Introduction
Generative AI applications are built on language models. The development process usually starts with an exploration and comparison of available foundation models to find the one that best suits the particular needs of your application. After selecting a suitable model, you deploy it to an endpoint where it can be consumed by a client application or AI agent.
Foundation models, such as the GPT family of models, are state-of-the-art language models designed to understand, generate, and interact with natural language. Some common use cases for models are:
- Speech-to-text and text-to-speech conversion. For example, generate subtitles for videos.
- Machine translation. For example, translate text from English to Japanese.
- Text classification. For example, label an email as spam or not spam.
- Entity extraction. For example, extract keywords or names from a document.
- Text summarization. For example, generate a short one-paragraph summary from a multi-page document.
- Question answering. For example, provide answers to questions like "What is the capital of France?"
- Reasoning. For example, solve a mathematical problem.
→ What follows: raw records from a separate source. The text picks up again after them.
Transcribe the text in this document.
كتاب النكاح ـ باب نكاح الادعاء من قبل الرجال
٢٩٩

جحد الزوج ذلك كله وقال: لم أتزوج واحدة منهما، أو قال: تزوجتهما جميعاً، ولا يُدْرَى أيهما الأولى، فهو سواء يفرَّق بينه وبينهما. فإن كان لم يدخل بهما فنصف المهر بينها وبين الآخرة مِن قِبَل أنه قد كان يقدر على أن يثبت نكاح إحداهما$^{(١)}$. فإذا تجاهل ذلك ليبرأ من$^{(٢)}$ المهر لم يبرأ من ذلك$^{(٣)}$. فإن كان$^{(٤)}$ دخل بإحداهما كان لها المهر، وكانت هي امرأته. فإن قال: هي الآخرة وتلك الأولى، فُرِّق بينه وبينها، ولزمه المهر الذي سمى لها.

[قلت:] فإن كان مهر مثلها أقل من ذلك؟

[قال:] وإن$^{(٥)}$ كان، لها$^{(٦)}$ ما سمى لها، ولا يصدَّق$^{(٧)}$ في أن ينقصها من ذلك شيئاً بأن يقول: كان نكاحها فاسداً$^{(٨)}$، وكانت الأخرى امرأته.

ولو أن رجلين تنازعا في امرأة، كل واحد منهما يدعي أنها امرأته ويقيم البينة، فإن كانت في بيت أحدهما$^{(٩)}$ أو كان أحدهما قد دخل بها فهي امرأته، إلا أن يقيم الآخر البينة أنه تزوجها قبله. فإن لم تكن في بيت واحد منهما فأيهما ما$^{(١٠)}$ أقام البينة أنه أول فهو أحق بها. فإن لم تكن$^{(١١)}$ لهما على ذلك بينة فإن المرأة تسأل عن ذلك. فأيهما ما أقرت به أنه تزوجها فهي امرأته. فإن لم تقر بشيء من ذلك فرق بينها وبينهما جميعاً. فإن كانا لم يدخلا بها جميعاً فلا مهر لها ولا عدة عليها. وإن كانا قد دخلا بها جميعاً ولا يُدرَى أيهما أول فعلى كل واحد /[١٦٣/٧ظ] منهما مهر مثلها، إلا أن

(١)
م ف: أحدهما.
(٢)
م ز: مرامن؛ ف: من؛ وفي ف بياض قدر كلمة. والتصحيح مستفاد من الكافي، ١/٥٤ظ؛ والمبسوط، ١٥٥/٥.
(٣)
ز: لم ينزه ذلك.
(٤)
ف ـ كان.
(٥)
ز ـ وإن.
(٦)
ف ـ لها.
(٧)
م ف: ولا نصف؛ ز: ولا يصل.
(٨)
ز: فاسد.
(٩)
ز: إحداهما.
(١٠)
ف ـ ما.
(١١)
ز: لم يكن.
In this module, you focus on exploring foundation models used for question answering. The foundation models you explore can be used for chat applications in which you use a language model to generate a response to a user's question.
Note
The latest breakthrough in generative AI models is owed to the development of the Transformer architecture. Transformers were introduced in the Attention is all you need paper by Vaswani, et al. from 2017. The Transformer architecture provided two innovations to NLP that resulted in the emergence of foundation models:
- Instead of processing words sequentially, Transformers process each word independently and in parallel by using attention.
- Next to the semantic similarity between words, Transformers use positional encoding to include the information about the position of a word in a sentence.